The focus of most neurodegenerative disease studies has been on neuronal death in particular subpopulations of the central nervous system. The associated response of glial populations has been ascribed the term “reactive astrocytosis.” This has been defined as the proliferation of astrocytes accompanied by cellular hypertrophy and changes in gene expression following injury to the central nervous system. Yet the significance of that response to disease course is debated. In both human ALS and in the SOD1G93A mouse model of ALS, reactive astrocytosis is a hallmark of the disease—particularly at endstage. The brain also harbors immature progenitors which have the capacity for differentiation into both glial and neuronal lineages. We examined whether glial progenitors in the adult spinal cord of SOD1G93A mice become activated and contribute the astroglial response observed in this model. We found that the glial progenitor proteoglycan NG2 is increased in parallel with GFAP during the symptomatic phase of the disease and that there is a differential in vitro response of SOD1G93A glial progenitors to inflammatory cytokines when compared to wildtype mouse glial progenitors. This response was accompanied by the proliferation of glial progenitors but not mature GFAP+ astrocytes, through the translocation of the transcription factor Olig2 from the nucleus to the cytoplasm—resulting in astrocyte differentiation. These data suggest that adult glial progenitors from SOD1G93A mice differentially respond to inflammatory cytokines and contribute to the observed reactive astrocytosis observed in SOD1G93A mouse lumbar spinal cord.

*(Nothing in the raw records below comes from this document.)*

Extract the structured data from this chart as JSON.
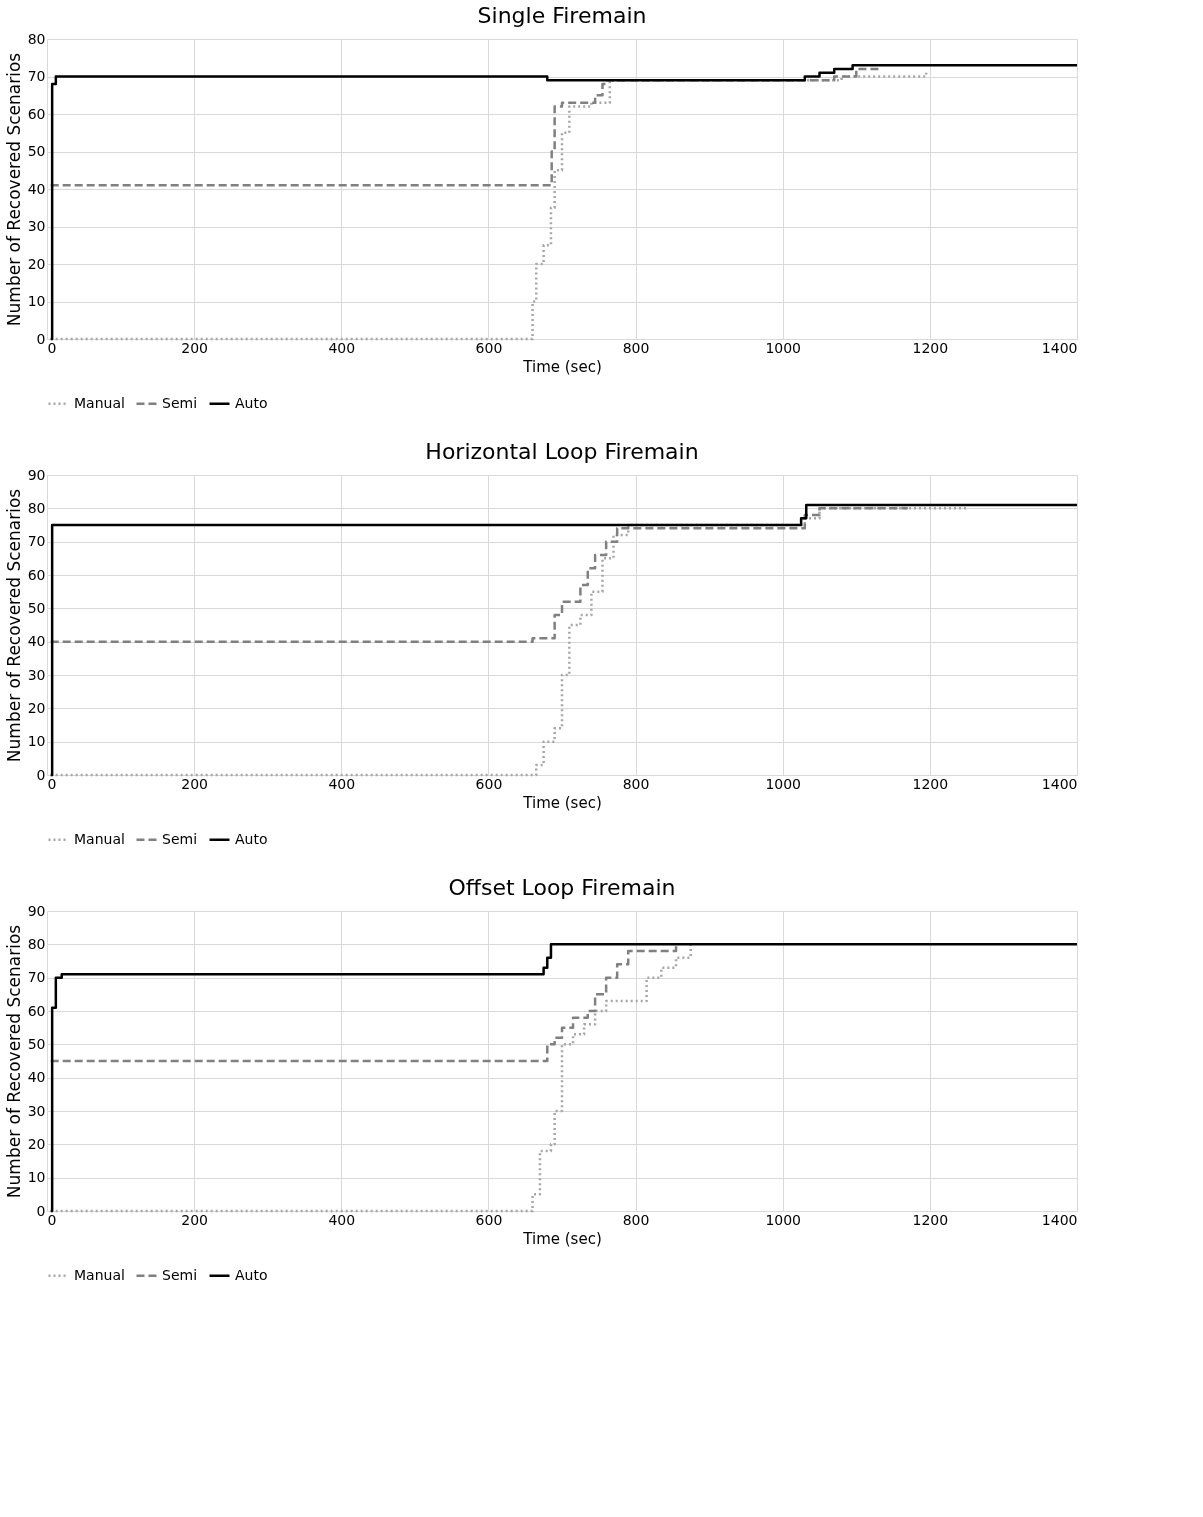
{
  "chart_data": [
    {
      "type": "step",
      "title": "Single Firemain",
      "xlabel": "Time (sec)",
      "ylabel": "Number of Recovered Scenarios",
      "xlim": [
        0,
        1400
      ],
      "xticks": [
        0,
        200,
        400,
        600,
        800,
        1000,
        1200,
        1400
      ],
      "ylim": [
        0,
        80
      ],
      "yticks": [
        0,
        10,
        20,
        30,
        40,
        50,
        60,
        70,
        80
      ],
      "grid": true,
      "legend": "bottom",
      "series": [
        {
          "name": "Manual",
          "color": "#a6a6a6",
          "line_style": "dotted",
          "x": [
            5,
            655,
            660,
            665,
            675,
            685,
            690,
            700,
            710,
            740,
            765,
            1040,
            1080,
            1190,
            1195
          ],
          "values": [
            0,
            0,
            10,
            20,
            25,
            35,
            45,
            55,
            62,
            63,
            69,
            69,
            70,
            70,
            71
          ]
        },
        {
          "name": "Semi",
          "color": "#808080",
          "line_style": "dashed",
          "x": [
            5,
            683,
            686,
            690,
            700,
            745,
            755,
            760,
            1035,
            1070,
            1100,
            1130
          ],
          "values": [
            41,
            41,
            50,
            62,
            63,
            65,
            68,
            69,
            69,
            70,
            72,
            72
          ]
        },
        {
          "name": "Auto",
          "color": "#000000",
          "line_style": "solid",
          "x": [
            5,
            7,
            12,
            680,
            1030,
            1050,
            1070,
            1095,
            1400
          ],
          "values": [
            0,
            68,
            70,
            69,
            70,
            71,
            72,
            73,
            73
          ]
        }
      ]
    },
    {
      "type": "step",
      "title": "Horizontal Loop Firemain",
      "xlabel": "Time (sec)",
      "ylabel": "Number of Recovered Scenarios",
      "xlim": [
        0,
        1400
      ],
      "xticks": [
        0,
        200,
        400,
        600,
        800,
        1000,
        1200,
        1400
      ],
      "ylim": [
        0,
        90
      ],
      "yticks": [
        0,
        10,
        20,
        30,
        40,
        50,
        60,
        70,
        80,
        90
      ],
      "grid": true,
      "legend": "bottom",
      "series": [
        {
          "name": "Manual",
          "color": "#a6a6a6",
          "line_style": "dotted",
          "x": [
            5,
            650,
            665,
            675,
            690,
            700,
            710,
            725,
            740,
            755,
            770,
            790,
            1030,
            1050,
            1250
          ],
          "values": [
            0,
            0,
            3,
            10,
            14,
            30,
            45,
            48,
            55,
            65,
            72,
            75,
            77,
            80,
            80
          ]
        },
        {
          "name": "Semi",
          "color": "#808080",
          "line_style": "dashed",
          "x": [
            5,
            640,
            660,
            685,
            690,
            700,
            715,
            725,
            735,
            745,
            760,
            775,
            1030,
            1050,
            1170
          ],
          "values": [
            40,
            40,
            41,
            41,
            48,
            52,
            52,
            57,
            62,
            66,
            70,
            74,
            78,
            80,
            80
          ]
        },
        {
          "name": "Auto",
          "color": "#000000",
          "line_style": "solid",
          "x": [
            5,
            7,
            1020,
            1025,
            1032,
            1400
          ],
          "values": [
            0,
            75,
            75,
            77,
            81,
            81
          ]
        }
      ]
    },
    {
      "type": "step",
      "title": "Offset Loop Firemain",
      "xlabel": "Time (sec)",
      "ylabel": "Number of Recovered Scenarios",
      "xlim": [
        0,
        1400
      ],
      "xticks": [
        0,
        200,
        400,
        600,
        800,
        1000,
        1200,
        1400
      ],
      "ylim": [
        0,
        90
      ],
      "yticks": [
        0,
        10,
        20,
        30,
        40,
        50,
        60,
        70,
        80,
        90
      ],
      "grid": true,
      "legend": "bottom",
      "series": [
        {
          "name": "Manual",
          "color": "#a6a6a6",
          "line_style": "dotted",
          "x": [
            5,
            650,
            660,
            670,
            685,
            690,
            700,
            715,
            730,
            745,
            760,
            800,
            815,
            835,
            855,
            875
          ],
          "values": [
            0,
            0,
            5,
            18,
            20,
            30,
            50,
            53,
            56,
            60,
            63,
            63,
            70,
            73,
            76,
            80
          ]
        },
        {
          "name": "Semi",
          "color": "#808080",
          "line_style": "dashed",
          "x": [
            5,
            675,
            680,
            690,
            700,
            715,
            735,
            745,
            760,
            775,
            790,
            855
          ],
          "values": [
            45,
            45,
            50,
            52,
            55,
            58,
            60,
            65,
            70,
            74,
            78,
            80
          ]
        },
        {
          "name": "Auto",
          "color": "#000000",
          "line_style": "solid",
          "x": [
            5,
            7,
            12,
            20,
            670,
            675,
            680,
            685,
            1400
          ],
          "values": [
            0,
            61,
            70,
            71,
            71,
            73,
            76,
            80,
            80
          ]
        }
      ]
    }
  ]
}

Cytoplasmic translocation of Olig2 in adult glial progenitors marks the generation of reactive astrocytes following autoimmune inflammation.

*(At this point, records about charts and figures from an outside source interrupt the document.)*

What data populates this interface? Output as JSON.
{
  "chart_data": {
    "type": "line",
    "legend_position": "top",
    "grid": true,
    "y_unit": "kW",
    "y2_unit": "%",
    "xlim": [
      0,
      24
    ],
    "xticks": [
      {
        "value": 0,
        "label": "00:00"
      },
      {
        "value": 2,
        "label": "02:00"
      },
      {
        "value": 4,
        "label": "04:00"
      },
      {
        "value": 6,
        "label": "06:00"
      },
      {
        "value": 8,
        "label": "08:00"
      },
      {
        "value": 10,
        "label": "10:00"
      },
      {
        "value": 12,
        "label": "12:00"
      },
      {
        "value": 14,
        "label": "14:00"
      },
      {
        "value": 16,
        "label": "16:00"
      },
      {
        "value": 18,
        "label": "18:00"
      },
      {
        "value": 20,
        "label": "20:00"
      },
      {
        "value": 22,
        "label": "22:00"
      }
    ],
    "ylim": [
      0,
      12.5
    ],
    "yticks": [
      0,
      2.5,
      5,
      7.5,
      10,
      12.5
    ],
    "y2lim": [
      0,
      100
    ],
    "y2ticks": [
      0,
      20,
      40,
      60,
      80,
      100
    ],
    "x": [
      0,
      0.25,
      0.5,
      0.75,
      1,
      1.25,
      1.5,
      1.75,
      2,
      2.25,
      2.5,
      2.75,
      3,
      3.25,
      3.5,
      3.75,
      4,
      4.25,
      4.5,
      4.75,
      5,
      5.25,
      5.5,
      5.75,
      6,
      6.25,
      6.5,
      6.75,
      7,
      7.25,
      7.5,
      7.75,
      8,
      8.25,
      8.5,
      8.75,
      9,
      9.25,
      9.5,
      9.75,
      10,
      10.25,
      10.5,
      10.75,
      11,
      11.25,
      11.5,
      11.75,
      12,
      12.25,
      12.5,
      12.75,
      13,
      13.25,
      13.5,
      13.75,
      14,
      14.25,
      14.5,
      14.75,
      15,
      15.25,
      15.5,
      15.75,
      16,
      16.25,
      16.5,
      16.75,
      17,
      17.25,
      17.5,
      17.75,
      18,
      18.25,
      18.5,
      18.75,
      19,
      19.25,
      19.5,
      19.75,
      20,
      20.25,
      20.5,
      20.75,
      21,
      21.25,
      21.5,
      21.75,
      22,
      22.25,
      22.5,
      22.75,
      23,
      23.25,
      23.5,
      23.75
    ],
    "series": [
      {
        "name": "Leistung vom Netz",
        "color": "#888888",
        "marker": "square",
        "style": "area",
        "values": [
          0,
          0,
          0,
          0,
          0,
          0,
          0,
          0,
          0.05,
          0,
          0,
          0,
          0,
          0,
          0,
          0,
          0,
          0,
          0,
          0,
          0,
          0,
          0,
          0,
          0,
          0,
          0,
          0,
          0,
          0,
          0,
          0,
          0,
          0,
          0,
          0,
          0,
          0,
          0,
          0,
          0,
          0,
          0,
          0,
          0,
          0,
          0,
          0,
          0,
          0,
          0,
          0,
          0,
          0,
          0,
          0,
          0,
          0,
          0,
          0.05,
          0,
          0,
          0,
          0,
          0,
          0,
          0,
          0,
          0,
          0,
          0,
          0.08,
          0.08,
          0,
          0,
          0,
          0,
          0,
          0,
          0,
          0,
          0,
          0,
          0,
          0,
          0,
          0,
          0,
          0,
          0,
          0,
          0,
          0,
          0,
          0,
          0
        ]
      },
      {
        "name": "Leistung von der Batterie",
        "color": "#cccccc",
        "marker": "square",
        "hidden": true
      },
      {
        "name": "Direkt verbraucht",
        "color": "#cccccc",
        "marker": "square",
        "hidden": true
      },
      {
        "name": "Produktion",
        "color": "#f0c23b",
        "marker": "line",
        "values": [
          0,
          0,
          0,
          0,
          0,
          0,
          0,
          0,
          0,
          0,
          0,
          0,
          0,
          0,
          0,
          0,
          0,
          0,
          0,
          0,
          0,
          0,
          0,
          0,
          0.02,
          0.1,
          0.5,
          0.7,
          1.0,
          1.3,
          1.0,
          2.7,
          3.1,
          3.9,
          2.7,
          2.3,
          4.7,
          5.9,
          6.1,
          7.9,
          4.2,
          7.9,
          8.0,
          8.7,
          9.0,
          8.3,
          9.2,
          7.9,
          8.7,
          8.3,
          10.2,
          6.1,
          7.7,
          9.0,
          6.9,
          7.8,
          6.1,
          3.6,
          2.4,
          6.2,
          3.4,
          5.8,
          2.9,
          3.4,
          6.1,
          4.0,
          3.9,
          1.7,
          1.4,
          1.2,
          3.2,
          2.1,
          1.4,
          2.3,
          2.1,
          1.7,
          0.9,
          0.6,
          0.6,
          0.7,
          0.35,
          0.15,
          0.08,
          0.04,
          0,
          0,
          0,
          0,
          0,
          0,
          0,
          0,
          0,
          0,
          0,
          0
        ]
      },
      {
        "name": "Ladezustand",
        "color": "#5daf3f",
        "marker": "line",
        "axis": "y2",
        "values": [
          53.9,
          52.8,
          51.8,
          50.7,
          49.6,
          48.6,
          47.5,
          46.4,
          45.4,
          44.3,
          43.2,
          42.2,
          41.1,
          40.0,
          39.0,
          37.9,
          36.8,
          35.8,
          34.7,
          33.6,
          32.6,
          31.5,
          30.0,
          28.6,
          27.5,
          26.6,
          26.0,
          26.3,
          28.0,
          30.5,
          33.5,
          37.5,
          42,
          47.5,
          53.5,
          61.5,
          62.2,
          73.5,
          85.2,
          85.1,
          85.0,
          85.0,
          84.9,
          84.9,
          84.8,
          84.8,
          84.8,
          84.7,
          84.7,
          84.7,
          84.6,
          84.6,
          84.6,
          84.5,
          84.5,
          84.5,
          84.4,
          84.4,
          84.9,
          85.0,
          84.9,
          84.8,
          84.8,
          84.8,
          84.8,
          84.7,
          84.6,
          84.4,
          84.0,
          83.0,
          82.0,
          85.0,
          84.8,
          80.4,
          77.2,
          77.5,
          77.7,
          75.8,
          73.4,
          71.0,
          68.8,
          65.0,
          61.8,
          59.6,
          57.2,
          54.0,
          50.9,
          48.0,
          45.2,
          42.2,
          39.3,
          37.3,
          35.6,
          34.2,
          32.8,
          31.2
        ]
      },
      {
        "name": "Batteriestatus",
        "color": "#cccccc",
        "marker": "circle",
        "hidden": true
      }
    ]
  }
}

The injury response in the brain involves complex interplay between neural and immune components. Following inflammatory insults to the adult CNS, formation of an astroglial scar often impedes functional repair. Glial progenitor cells expressing the nuclear transcription factor Olig2 possibly generate astrocytes in response to various types of injuries; however, the mechanisms underlying this differentiation are unclear. In a model of immune-mediated injury (MOG(35-55)-experimental autoimmune encephalomyelitis), we show that the conversion from progenitor to reactive astrocyte is marked by the translocation of Olig2 into the cytoplasm. Evidence of this process is found for months after disease initiation in the absence of new inflammatory infiltrates. A proportion of cells with cytoplasmic Olig2 was found to express NG2 or Nkx2.2, but only Nkx2.2 was occasionally retained by GFAP+ cells. We further show that differentiation to astrocytes is induced in glial progenitors in vitro through exposure to the pro-inflammatory cytokine IFN-gamma, but not to TNF-alpha. Together, these data ascribe a pivotal role to Olig2+ glial precursor cells in the adult CNS, linking autoimmune inflammation and glial scar formation.